Jackson, 627 A.2d 1014, 1017 (Me. 1993) (expert evidence not required to
establish attorney's breach of duty "in cases where the breach or lack
thereof is so obvious that it may be determined by the Court as a matter of
law, or is within the ordinary knowledge and experience of laymen")
(citation omitted).  We have not previously addressed when expert testimony
is necessary to prevail in an action for negligence against a professional
engineer.  We are urged by both parties to address this issue.  The parties
contend that the rationale for the principle concerning expert testimony to
establish negligence of a medical or legal professional is also applicable to
the profession of engineering.  They point to 32 M.R.S.A. § 1251 (1988 &
Supp. 1996) that provides, in pertinent part: 
	3.  Practice of professional engineering.  The term
"practice of professional engineering" shall be held to mean any
professional service, such as consultation, investigation,
evaluation, planning, design or responsible supervision of
construction in connection with any public or private utilities,
structures, buildings, machines, equipment, processes, works or
projects, wherein the public welfare or the safeguarding of life,
health or property is concerned or involved, when such
professional service requires the application of engineering
principles and data.  

	4.  Professional engineer.  The term "professional
engineer" means a person who, by reason of a knowledge of
mathematics, the physical sciences and the principles of
engineering, acquired by professional education and practical
experience, is qualified to engage in engineering practice as

They also point to 32 M.R.S.A.  1301-1361 (1988 & Supp. 1996),
providing for the establishment of the State Board of Registration for
Professional Engineers and defining its powers and duties, and section
1256, providing, inter alia, that it is a Class E offense for a person to
practice or attempt to practice professional engineering without being
properly registered by the Board.  
	[7]  We find the argument of the parties persuasive and, accordingly,
conclude that the principle articulated in Cyr and Mitchell is also applicable
to an action for negligence against a professional engineer. 

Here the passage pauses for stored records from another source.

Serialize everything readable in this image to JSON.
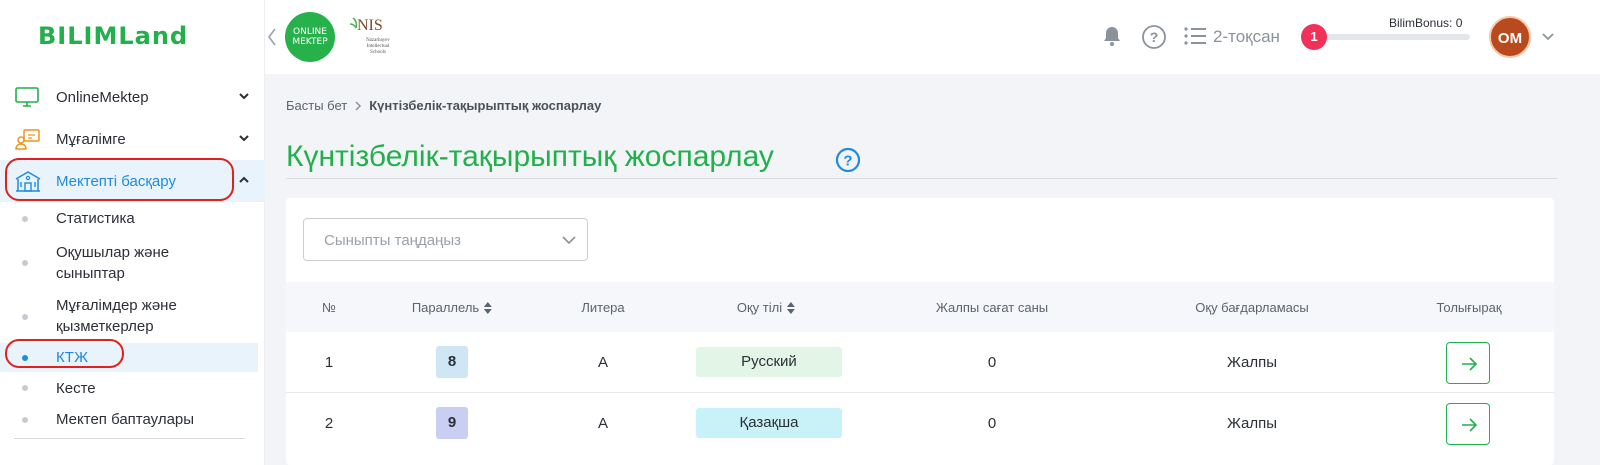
{
  "brand": {
    "name": "BILIMLand",
    "online_logo": "ONLINE MEKTEP",
    "nis": "NIS",
    "nis_sub": "Nazarbayev Intellectual Schools"
  },
  "sidebar": {
    "items": [
      {
        "label": "OnlineMektep",
        "icon": "monitor-icon"
      },
      {
        "label": "Мұғалімге",
        "icon": "teacher-icon"
      },
      {
        "label": "Мектепті басқару",
        "icon": "school-icon"
      }
    ],
    "subitems": [
      "Статистика",
      "Оқушылар және сыныптар",
      "Мұғалімдер және қызметкерлер",
      "КТЖ",
      "Кесте",
      "Мектеп баптаулары"
    ]
  },
  "header": {
    "quarter": "2-тоқсан",
    "notification_count": "1",
    "bonus_label": "BilimBonus: 0",
    "bonus_progress": 0,
    "avatar_initials": "OM"
  },
  "breadcrumb": {
    "home": "Басты бет",
    "current": "Күнтізбелік-тақырыптық жоспарлау"
  },
  "page": {
    "title": "Күнтізбелік-тақырыптық жоспарлау"
  },
  "filter": {
    "class_placeholder": "Сыныпты таңдаңыз"
  },
  "table": {
    "headers": [
      "№",
      "Параллель",
      "Литера",
      "Оқу тілі",
      "Жалпы сағат саны",
      "Оқу бағдарламасы",
      "Толығырақ"
    ],
    "rows": [
      {
        "num": "1",
        "grade": "8",
        "letter": "А",
        "lang": "Русский",
        "hours": "0",
        "program": "Жалпы"
      },
      {
        "num": "2",
        "grade": "9",
        "letter": "А",
        "lang": "Қазақша",
        "hours": "0",
        "program": "Жалпы"
      }
    ]
  },
  "colors": {
    "brand_green": "#21b04b",
    "active_blue": "#1f8ae0",
    "highlight_red": "#e0211d",
    "grade_8_bg": "#cfe7f5",
    "grade_9_bg": "#c9cff3",
    "lang_ru_bg": "#e3f5e6",
    "lang_kz_bg": "#c9f1f8"
  }
}
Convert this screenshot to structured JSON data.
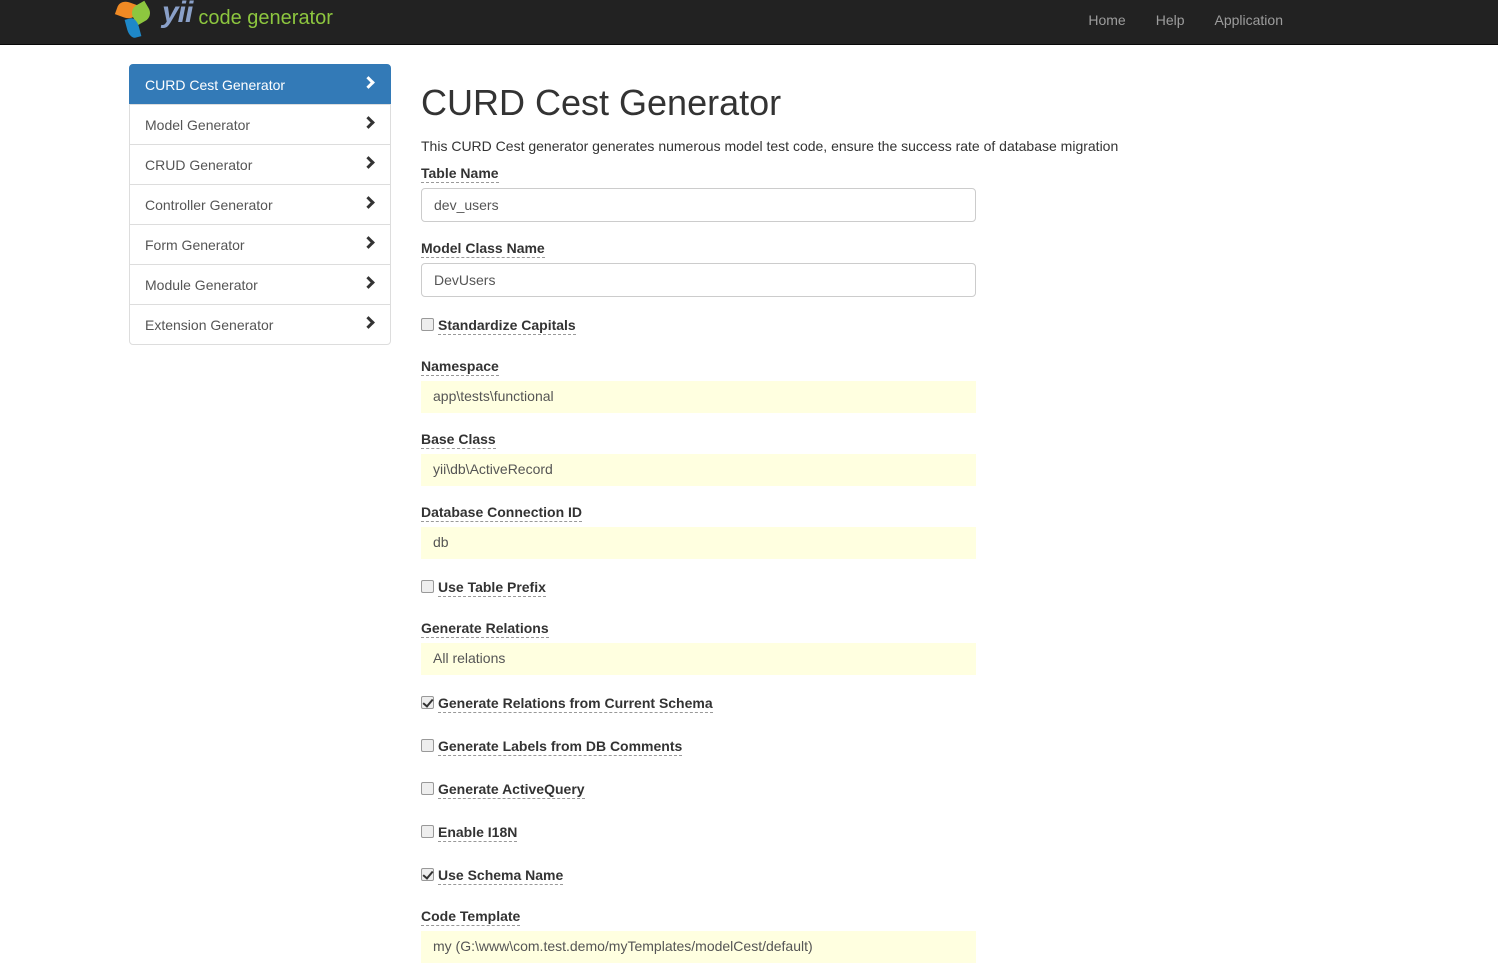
{
  "brand": {
    "yii": "yii",
    "text": "code generator"
  },
  "nav": [
    "Home",
    "Help",
    "Application"
  ],
  "sidebar": [
    {
      "label": "CURD Cest Generator",
      "active": true
    },
    {
      "label": "Model Generator"
    },
    {
      "label": "CRUD Generator"
    },
    {
      "label": "Controller Generator"
    },
    {
      "label": "Form Generator"
    },
    {
      "label": "Module Generator"
    },
    {
      "label": "Extension Generator"
    }
  ],
  "page": {
    "title": "CURD Cest Generator",
    "description": "This CURD Cest generator generates numerous model test code, ensure the success rate of database migration"
  },
  "form": {
    "table_name": {
      "label": "Table Name",
      "value": "dev_users"
    },
    "model_class": {
      "label": "Model Class Name",
      "value": "DevUsers"
    },
    "standardize_capitals": {
      "label": "Standardize Capitals",
      "checked": false
    },
    "namespace": {
      "label": "Namespace",
      "value": "app\\tests\\functional"
    },
    "base_class": {
      "label": "Base Class",
      "value": "yii\\db\\ActiveRecord"
    },
    "db_id": {
      "label": "Database Connection ID",
      "value": "db"
    },
    "use_table_prefix": {
      "label": "Use Table Prefix",
      "checked": false
    },
    "generate_relations": {
      "label": "Generate Relations",
      "value": "All relations"
    },
    "relations_from_schema": {
      "label": "Generate Relations from Current Schema",
      "checked": true
    },
    "labels_from_comments": {
      "label": "Generate Labels from DB Comments",
      "checked": false
    },
    "active_query": {
      "label": "Generate ActiveQuery",
      "checked": false
    },
    "enable_i18n": {
      "label": "Enable I18N",
      "checked": false
    },
    "use_schema_name": {
      "label": "Use Schema Name",
      "checked": true
    },
    "code_template": {
      "label": "Code Template",
      "value": "my (G:\\www\\com.test.demo/myTemplates/modelCest/default)"
    }
  },
  "colors": {
    "navbar": "#222222",
    "active": "#337ab7",
    "sticky": "#ffffe0"
  }
}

	[8]  In the instant case the jury heard evidence that Kallberg was the
designing engineer for the septic system to be installed at the nursing
home.  Seven Tree retained Kallberg to supervise the construction of the
system.  Kallberg never visited the construction site.  Rather, he delegated
this duty to Noel, who was not an engineer, had no training for supervising
the construction of the system and testified it was not his duty to do so.  He
was not present when the leach fields were being covered.  It was
undisputed that the system failed because of damage to the biodiffusers in
the course of the construction of the system. 
	[9]  In viewing all the evidence in this case in favor of Seven Tree, as
we must, we conclude that the trial court properly determined that the
alleged negligence of Kallberg and the harmful results are sufficiently
obvious to be within common knowledge and properly denied Kallberg's
motion for a judgment in his favor as a matter of law.  
	The entry is:
						Judgment affirmed. 
Attorney for plaintiff: Stephen P. Beale, Esq. Skelton, Taintor & Abbott P O Box 3200 Auburn, ME 04212-3200 (Seven Tree Manor, Inc.) Attorney for Donn Bowden, Inc.: Bruce Mallonee, Esq. Rudman & Winchell P O Box 1401 Bangor, ME 04402-1401 Attorney for defendant: Patrick S. Bedard, Esq. P O Box 366 Eliot, ME 03903
FOOTNOTES******************************** {1} This case was consolidated with two other cases. No appeals have been taken from the other judgments entered following the trial of the consolidated cases.